Setelah perbaikan posterior, pasien akan diberikan rasa sakit dan cairan secara intravena.

Selama 24 jam pertama, pasien cenderung merasa sangat sakit. Setelah bangun dari anestesi, pasien kemungkinan akan memiliki sistem analgesia yang dikendalikan pasien (PCA), yang berarti bahwa mereka memiliki pilihan untuk memberi diri mereka sendiri lebih banyak obat pereda nyeri saat mereka membutuhkannya. Cairan akan diberikan secara intravena, karena pasien kemungkinan tidak dapat minum atau makan untuk jangka waktu tertentu. Ketika dia bisa makan, dokter mungkin meresepkan pil pereda nyeri.

Seorang pasien akan membutuhkan pembalut setelah perbaikan posterior untuk menyerap bercak apapun.

Setelah perbaikan posterior, pasien akan dipasang kateter untuk mengeluarkan urin selama mungkin dua hari. Pembalut akan dibutuhkan setelah operasi. Pasien mungkin melihat bercak, terutama setelah sekitar dua minggu ketika jahitan larut. Perawat akan mendorong berjalan setelah hari pertama dan pasien mungkin bisa mandi satu sampai dua hari setelah itu. Kebanyakan orang berada di rumah sakit selama total dua hingga tiga hari.

Pasien harus menahan diri dari mengemudi sampai mereka dapat duduk dengan nyaman dan tidak lagi menggunakan obat nyeri narkotika, biasanya sekitar tiga minggu. Begitu mereka pulang dari rumah sakit, mereka harus sering beristirahat sepanjang hari. Tampon, douche, dan aktivitas seksual harus dihindari sepenuhnya sampai dokter memeriksa pasien setelah enam minggu. Angkat berat dan aktivitas berat lainnya juga harus dihindari setelah perbaikan posterior. Beberapa pasien mungkin dapat melanjutkan aktivitas ringan setelah enam minggu; namun, aktivitas fisik harus dihindari setidaknya selama 12 minggu.
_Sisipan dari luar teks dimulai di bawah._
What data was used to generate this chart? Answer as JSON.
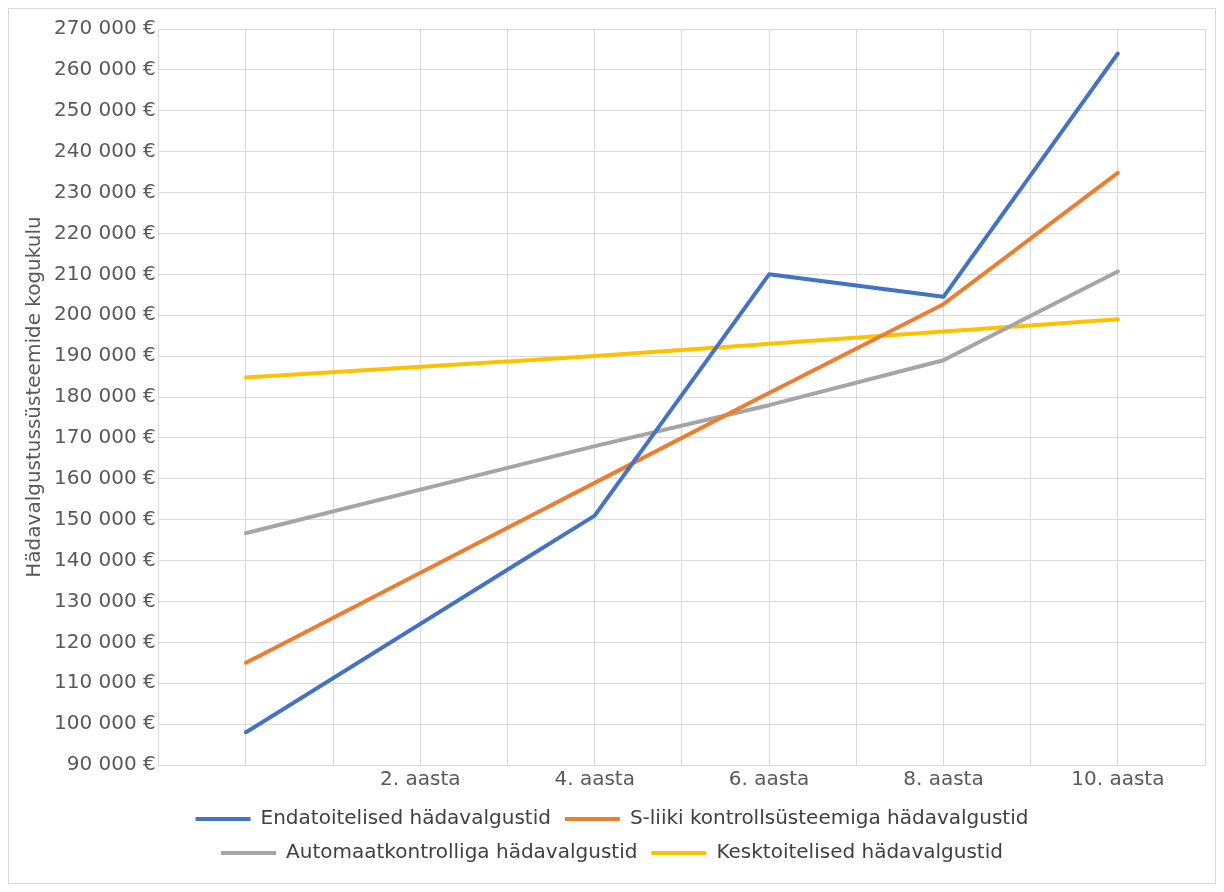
{
  "chart_data": {
    "type": "line",
    "ylabel": "Hädavalgustussüsteemide kogukulu",
    "x": [
      0,
      4,
      6,
      8,
      10
    ],
    "xlim": [
      -1,
      11
    ],
    "xticks": [
      {
        "value": 0,
        "label": null
      },
      {
        "value": 1,
        "label": null
      },
      {
        "value": 2,
        "label": "2. aasta"
      },
      {
        "value": 3,
        "label": null
      },
      {
        "value": 4,
        "label": "4. aasta"
      },
      {
        "value": 5,
        "label": null
      },
      {
        "value": 6,
        "label": "6. aasta"
      },
      {
        "value": 7,
        "label": null
      },
      {
        "value": 8,
        "label": "8. aasta"
      },
      {
        "value": 9,
        "label": null
      },
      {
        "value": 10,
        "label": "10. aasta"
      },
      {
        "value": 11,
        "label": null
      }
    ],
    "ylim": [
      90000,
      270000
    ],
    "yticks": [
      {
        "value": 90000,
        "label": "90 000 €"
      },
      {
        "value": 100000,
        "label": "100 000 €"
      },
      {
        "value": 110000,
        "label": "110 000 €"
      },
      {
        "value": 120000,
        "label": "120 000 €"
      },
      {
        "value": 130000,
        "label": "130 000 €"
      },
      {
        "value": 140000,
        "label": "140 000 €"
      },
      {
        "value": 150000,
        "label": "150 000 €"
      },
      {
        "value": 160000,
        "label": "160 000 €"
      },
      {
        "value": 170000,
        "label": "170 000 €"
      },
      {
        "value": 180000,
        "label": "180 000 €"
      },
      {
        "value": 190000,
        "label": "190 000 €"
      },
      {
        "value": 200000,
        "label": "200 000 €"
      },
      {
        "value": 210000,
        "label": "210 000 €"
      },
      {
        "value": 220000,
        "label": "220 000 €"
      },
      {
        "value": 230000,
        "label": "230 000 €"
      },
      {
        "value": 240000,
        "label": "240 000 €"
      },
      {
        "value": 250000,
        "label": "250 000 €"
      },
      {
        "value": 260000,
        "label": "260 000 €"
      },
      {
        "value": 270000,
        "label": "270 000 €"
      }
    ],
    "series": [
      {
        "name": "Endatoitelised hädavalgustid",
        "color": "#4472c4",
        "values": [
          98000,
          151000,
          210000,
          204500,
          264000
        ]
      },
      {
        "name": "S-liiki kontrollsüsteemiga hädavalgustid",
        "color": "#ed7d31",
        "values": [
          115000,
          159000,
          181000,
          202700,
          234800
        ]
      },
      {
        "name": "Automaatkontrolliga hädavalgustid",
        "color": "#a5a5a5",
        "values": [
          146700,
          168000,
          178000,
          189000,
          210700
        ]
      },
      {
        "name": "Kesktoitelised hädavalgustid",
        "color": "#ffc000",
        "values": [
          184800,
          190000,
          193000,
          196000,
          199000
        ]
      }
    ],
    "grid": true,
    "legend": "bottom",
    "marker": "none",
    "line_style": "solid"
  }
}
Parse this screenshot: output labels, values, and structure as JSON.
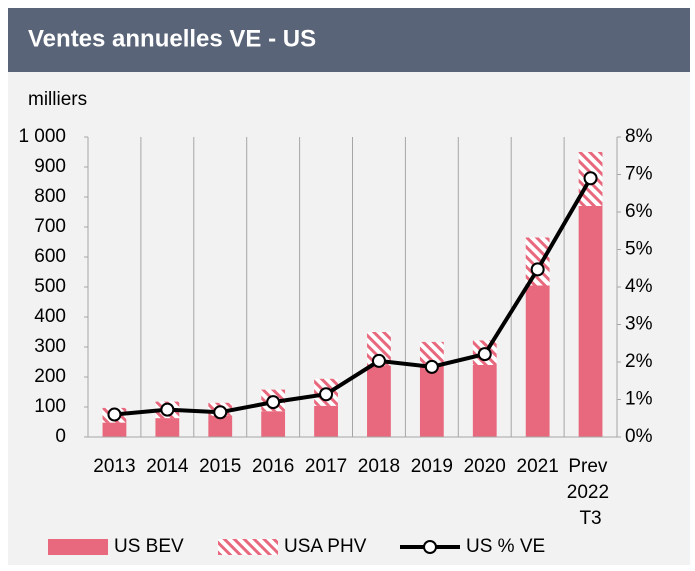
{
  "chart_data": {
    "type": "bar-line",
    "title": "Ventes annuelles VE - US",
    "y_label": "milliers",
    "categories": [
      "2013",
      "2014",
      "2015",
      "2016",
      "2017",
      "2018",
      "2019",
      "2020",
      "2021",
      "Prev 2022 T3"
    ],
    "series": [
      {
        "name": "US BEV",
        "color": "#e8697d",
        "type": "bar",
        "values": [
          48,
          63,
          71,
          86,
          104,
          238,
          240,
          240,
          505,
          770
        ]
      },
      {
        "name": "USA PHV",
        "color": "#e8697d",
        "type": "bar-hatched",
        "values": [
          49,
          55,
          43,
          72,
          90,
          112,
          77,
          82,
          160,
          180
        ]
      },
      {
        "name": "US % VE",
        "color": "#000000",
        "type": "line",
        "axis": "y2",
        "values": [
          0.6,
          0.73,
          0.66,
          0.93,
          1.14,
          2.03,
          1.87,
          2.21,
          4.47,
          6.9
        ]
      }
    ],
    "ylim": [
      0,
      1000
    ],
    "yticks": [
      0,
      100,
      200,
      300,
      400,
      500,
      600,
      700,
      800,
      900,
      {
        "value": 1000,
        "label": "1 000"
      }
    ],
    "y2lim": [
      0,
      8
    ],
    "y2ticks": [
      {
        "value": 0,
        "label": "0%"
      },
      {
        "value": 1,
        "label": "1%"
      },
      {
        "value": 2,
        "label": "2%"
      },
      {
        "value": 3,
        "label": "3%"
      },
      {
        "value": 4,
        "label": "4%"
      },
      {
        "value": 5,
        "label": "5%"
      },
      {
        "value": 6,
        "label": "6%"
      },
      {
        "value": 7,
        "label": "7%"
      },
      {
        "value": 8,
        "label": "8%"
      }
    ],
    "stacked": true,
    "legend": "bottom"
  }
}
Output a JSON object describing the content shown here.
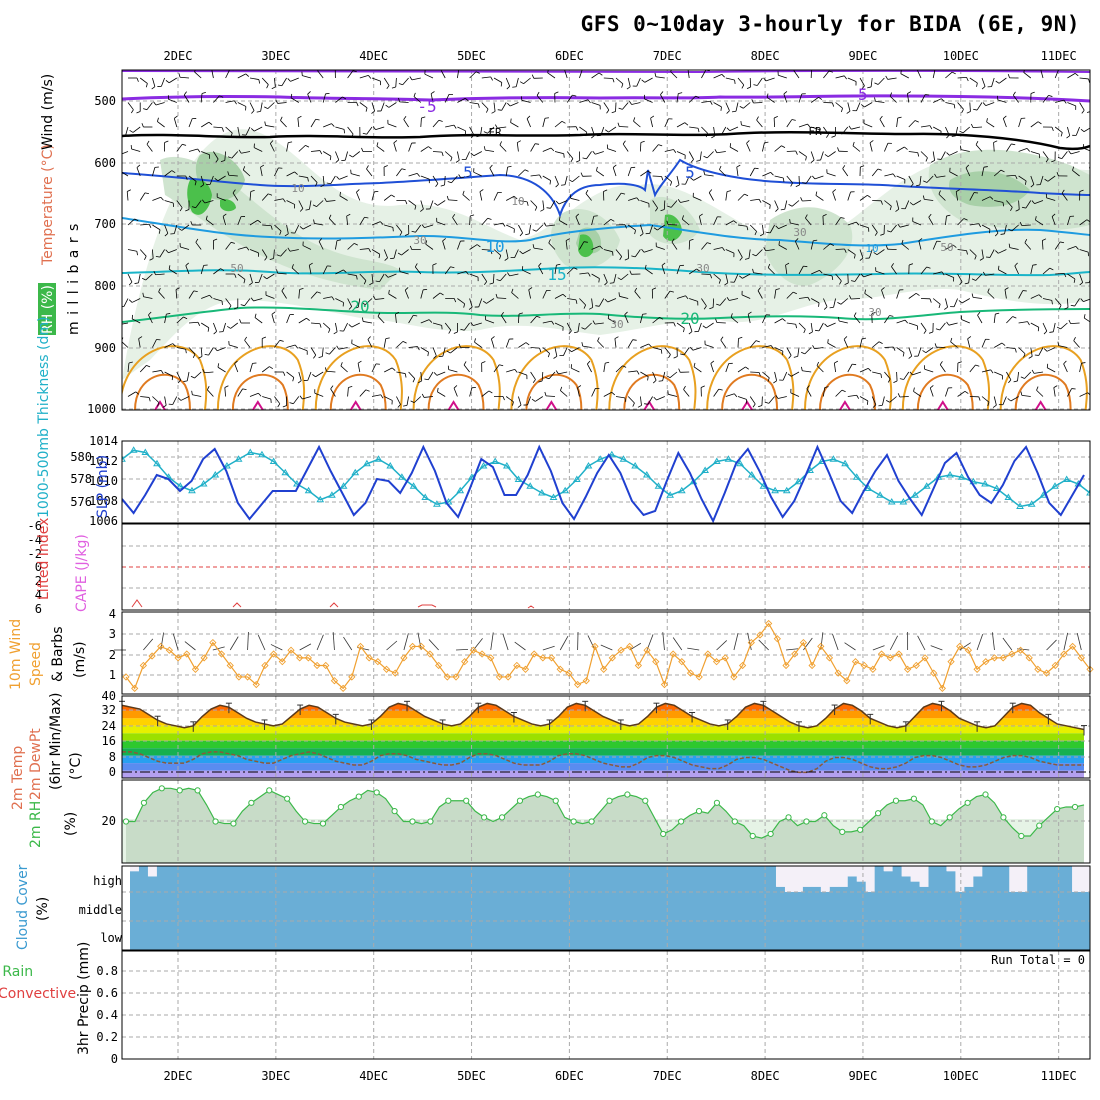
{
  "title": "GFS 0~10day 3-hourly for BIDA (6E, 9N)",
  "days": [
    "2DEC",
    "3DEC",
    "4DEC",
    "5DEC",
    "6DEC",
    "7DEC",
    "8DEC",
    "9DEC",
    "10DEC",
    "11DEC"
  ],
  "colors": {
    "frame": "#000000",
    "grid": "#aaaaaa",
    "temp_purple": "#8a2be2",
    "temp_blue": "#1f4fd6",
    "temp_lightblue": "#1e9be0",
    "temp_cyan": "#19b4c8",
    "temp_green": "#18b878",
    "temp_orange": "#e8a020",
    "temp_red": "#d83010",
    "rh_green": "#3cb84a",
    "slp": "#2040d0",
    "thick": "#20b0c8",
    "wind10": "#f0a030",
    "rh2m": "#3cb84a",
    "cloud": "#6aaed6",
    "lifted": "#e04040",
    "cape": "#e060e0"
  },
  "chart_data": [
    {
      "id": "upper",
      "type": "contour",
      "ylabel_parts": [
        "RH (%)",
        "Temperature (°C)",
        "Wind (m/s)",
        "m i l l i b a r s"
      ],
      "yticks": [
        "500",
        "600",
        "700",
        "800",
        "900",
        "1000"
      ],
      "contour_labels": [
        "-5",
        "-5",
        "FR",
        "FR",
        "5",
        "5",
        "10",
        "10",
        "15",
        "20",
        "20",
        "10",
        "10",
        "30",
        "30",
        "30",
        "30",
        "30",
        "50",
        "50"
      ]
    },
    {
      "id": "thickness-slp",
      "type": "line",
      "ylabel_left": "1000-500mb Thickness (dm)",
      "ylabel_right": "SLP (mb)",
      "yticks_left": [
        "580",
        "578",
        "576"
      ],
      "yticks_right": [
        "1014",
        "1012",
        "1010",
        "1008",
        "1006"
      ],
      "slp": [
        1008.2,
        1006.8,
        1008.6,
        1010.6,
        1010.2,
        1009.0,
        1010.0,
        1012.2,
        1013.2,
        1011.0,
        1007.8,
        1006.2,
        1007.6,
        1009.0,
        1009.0,
        1009.0,
        1011.2,
        1013.4,
        1011.0,
        1008.8,
        1006.6,
        1007.8,
        1010.2,
        1010.0,
        1008.8,
        1010.8,
        1013.4,
        1011.0,
        1007.8,
        1006.4,
        1009.2,
        1012.2,
        1011.4,
        1008.6,
        1008.6,
        1010.6,
        1013.4,
        1011.0,
        1007.8,
        1006.2,
        1008.4,
        1010.8,
        1012.6,
        1010.8,
        1008.0,
        1006.6,
        1007.0,
        1010.0,
        1012.8,
        1010.8,
        1008.2,
        1006.0,
        1008.8,
        1011.8,
        1013.2,
        1011.0,
        1008.4,
        1006.4,
        1008.0,
        1010.6,
        1013.4,
        1010.8,
        1008.0,
        1006.8,
        1009.0,
        1011.0,
        1012.6,
        1010.0,
        1008.2,
        1006.6,
        1009.2,
        1011.8,
        1012.8,
        1010.4,
        1008.6,
        1007.8,
        1009.6,
        1012.0,
        1013.4,
        1010.8,
        1007.8,
        1006.6,
        1008.6,
        1010.6
      ],
      "thickness": [
        579.8,
        580.6,
        580.4,
        579.4,
        578.2,
        577.4,
        577.0,
        577.6,
        578.4,
        579.2,
        579.8,
        580.4,
        580.2,
        579.6,
        578.6,
        577.6,
        577.0,
        576.2,
        576.6,
        577.4,
        578.6,
        579.4,
        579.8,
        579.2,
        578.2,
        577.4,
        576.4,
        575.8,
        576.0,
        577.0,
        578.2,
        579.2,
        579.6,
        579.2,
        578.0,
        577.4,
        576.8,
        576.4,
        577.0,
        578.0,
        579.2,
        579.8,
        580.2,
        579.8,
        579.2,
        578.4,
        577.4,
        576.6,
        577.0,
        577.8,
        578.8,
        579.6,
        579.8,
        579.4,
        578.4,
        577.4,
        577.0,
        577.0,
        577.8,
        578.8,
        579.6,
        579.8,
        579.4,
        578.2,
        577.2,
        576.6,
        576.0,
        576.0,
        576.6,
        577.4,
        578.2,
        578.4,
        578.2,
        577.8,
        577.6,
        577.2,
        576.4,
        575.6,
        575.8,
        576.6,
        577.4,
        578.0,
        577.6,
        576.8
      ]
    },
    {
      "id": "li-cape",
      "type": "line",
      "ylabel_left": "Lifted Index",
      "ylabel_right": "CAPE (J/kg)",
      "yticks": [
        "-6",
        "-4",
        "-2",
        "0",
        "2",
        "4",
        "6"
      ]
    },
    {
      "id": "wind10m",
      "type": "line",
      "ylabel": "10m Wind Speed & Barbs (m/s)",
      "ylabel_parts": [
        "10m Wind",
        "Speed",
        "& Barbs",
        "(m/s)"
      ],
      "yticks": [
        "4",
        "3",
        "2",
        "1"
      ],
      "ylim": [
        0,
        4.3
      ],
      "values": [
        1.0,
        0.4,
        1.6,
        2.1,
        2.6,
        2.4,
        2.0,
        2.2,
        1.4,
        2.0,
        2.8,
        2.2,
        1.6,
        1.0,
        1.0,
        0.6,
        1.6,
        2.2,
        1.8,
        2.4,
        2.0,
        2.0,
        1.6,
        1.6,
        0.8,
        0.4,
        1.0,
        2.6,
        2.0,
        1.8,
        1.4,
        1.2,
        2.0,
        2.6,
        2.6,
        2.2,
        1.6,
        1.0,
        1.0,
        1.8,
        2.4,
        2.2,
        2.0,
        1.0,
        1.0,
        1.6,
        1.4,
        2.2,
        2.0,
        2.0,
        1.4,
        1.2,
        0.6,
        0.8,
        2.6,
        1.4,
        2.0,
        2.4,
        2.6,
        1.6,
        2.4,
        1.8,
        0.6,
        2.2,
        1.8,
        1.2,
        1.0,
        2.2,
        1.8,
        2.0,
        1.0,
        1.6,
        2.8,
        3.2,
        3.8,
        3.0,
        1.6,
        2.2,
        2.8,
        1.6,
        2.6,
        2.0,
        1.2,
        0.8,
        1.8,
        1.6,
        1.4,
        2.2,
        2.0,
        2.2,
        1.4,
        1.6,
        2.0,
        1.2,
        0.4,
        1.8,
        2.6,
        2.4,
        1.4,
        1.8,
        2.0,
        2.0,
        2.2,
        2.4,
        2.0,
        1.4,
        1.2,
        1.6,
        2.2,
        2.6,
        2.0,
        1.4
      ]
    },
    {
      "id": "temp2m",
      "type": "area",
      "ylabel_parts": [
        "2m Temp",
        "2m DewPt",
        "(6hr Min/Max)",
        "(°C)"
      ],
      "yticks": [
        "40",
        "32",
        "24",
        "16",
        "8",
        "0"
      ],
      "ylim": [
        -4,
        40
      ],
      "temp": [
        35,
        34,
        33,
        30,
        27,
        25,
        24,
        23,
        24,
        29,
        33,
        35,
        34,
        31,
        28,
        26,
        25,
        24,
        25,
        29,
        33,
        35,
        34,
        31,
        28,
        26,
        25,
        24,
        25,
        29,
        34,
        36,
        35,
        32,
        29,
        27,
        25,
        24,
        25,
        29,
        34,
        36,
        35,
        32,
        29,
        27,
        25,
        24,
        25,
        29,
        34,
        36,
        35,
        32,
        29,
        27,
        25,
        24,
        25,
        29,
        34,
        36,
        35,
        32,
        29,
        27,
        25,
        24,
        25,
        29,
        34,
        36,
        35,
        32,
        29,
        26,
        24,
        23,
        24,
        28,
        33,
        36,
        35,
        32,
        28,
        26,
        24,
        23,
        24,
        29,
        34,
        36,
        35,
        32,
        28,
        26,
        24,
        23,
        24,
        29,
        34,
        36,
        35,
        31,
        28,
        25,
        24,
        23,
        22
      ],
      "dewpt": [
        10,
        10,
        9,
        7,
        5,
        4,
        4,
        4,
        6,
        9,
        10,
        10,
        9,
        8,
        6,
        5,
        4,
        4,
        6,
        8,
        9,
        10,
        9,
        7,
        5,
        4,
        3,
        3,
        5,
        8,
        9,
        9,
        8,
        6,
        5,
        4,
        3,
        3,
        4,
        7,
        9,
        9,
        8,
        6,
        4,
        3,
        3,
        3,
        5,
        8,
        9,
        9,
        8,
        6,
        4,
        3,
        2,
        2,
        4,
        7,
        8,
        8,
        7,
        5,
        3,
        2,
        1,
        1,
        3,
        6,
        7,
        7,
        6,
        4,
        2,
        0,
        -1,
        -1,
        1,
        5,
        7,
        7,
        6,
        4,
        2,
        1,
        1,
        2,
        4,
        7,
        8,
        8,
        7,
        5,
        3,
        2,
        2,
        3,
        5,
        7,
        8,
        8,
        7,
        5,
        4,
        3,
        3,
        3,
        3
      ]
    },
    {
      "id": "rh2m",
      "type": "area",
      "ylabel": "2m RH (%)",
      "yticks": [
        "20"
      ],
      "ylim": [
        0,
        40
      ],
      "values": [
        20,
        20,
        29,
        34,
        36,
        36,
        35,
        36,
        35,
        28,
        20,
        19,
        19,
        25,
        29,
        32,
        35,
        33,
        31,
        25,
        20,
        19,
        19,
        23,
        27,
        30,
        32,
        35,
        34,
        31,
        25,
        20,
        20,
        19,
        20,
        27,
        30,
        30,
        30,
        25,
        22,
        20,
        22,
        26,
        30,
        32,
        33,
        32,
        30,
        22,
        20,
        19,
        20,
        25,
        30,
        32,
        33,
        32,
        30,
        22,
        14,
        16,
        20,
        23,
        25,
        24,
        29,
        25,
        20,
        18,
        13,
        12,
        14,
        20,
        22,
        18,
        20,
        20,
        23,
        18,
        15,
        15,
        16,
        20,
        24,
        28,
        30,
        30,
        31,
        28,
        20,
        18,
        22,
        26,
        29,
        32,
        33,
        29,
        22,
        17,
        13,
        13,
        18,
        22,
        26,
        27,
        27,
        28
      ]
    },
    {
      "id": "cloud",
      "type": "area",
      "ylabel": "Cloud Cover (%)",
      "yticks": [
        "high",
        "middle",
        "low"
      ],
      "high": [
        80,
        100,
        60,
        100,
        100,
        100,
        100,
        100,
        100,
        100,
        100,
        100,
        100,
        100,
        100,
        100,
        100,
        100,
        100,
        100,
        100,
        100,
        100,
        100,
        100,
        100,
        100,
        100,
        100,
        100,
        100,
        100,
        100,
        100,
        100,
        100,
        100,
        100,
        100,
        100,
        100,
        100,
        100,
        100,
        100,
        100,
        100,
        100,
        100,
        100,
        100,
        100,
        100,
        100,
        100,
        100,
        100,
        100,
        100,
        100,
        100,
        100,
        100,
        100,
        100,
        100,
        100,
        100,
        100,
        100,
        100,
        100,
        20,
        0,
        0,
        20,
        20,
        0,
        20,
        20,
        60,
        40,
        0,
        100,
        80,
        100,
        60,
        40,
        20,
        100,
        100,
        80,
        0,
        20,
        60,
        100,
        100,
        100,
        0,
        0,
        100,
        100,
        100,
        100,
        100,
        0,
        0
      ]
    },
    {
      "id": "precip",
      "type": "bar",
      "ylabel_parts": [
        "Total / Rain",
        "Convective",
        "3hr Precip (mm)"
      ],
      "yticks": [
        "0.8",
        "0.6",
        "0.4",
        "0.2",
        "0"
      ],
      "ylim": [
        0,
        1.0
      ],
      "run_total": "Run Total = 0"
    }
  ]
}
Selama pemulihan pasien dari perbaikan posterior, dia harus waspada terhadap kemungkinan komplikasi dan harus segera memberi tahu dokter jika gejala tertentu diamati. Ini bisa termasuk demam, urin berdarah, atau buang air kecil yang menyakitkan, serta kesulitan buang air besar, keluarnya cairan berbau tidak sedap, dan pembengkakan atau nyeri pada kaki. Perbaikan posterior juga dapat menyebabkan rasa sakit dan ketidaknyamanan ringan di daerah vagina sepanjang waktu pemulihan. Mereka yang merokok akan lebih mungkin mengembangkan infeksi.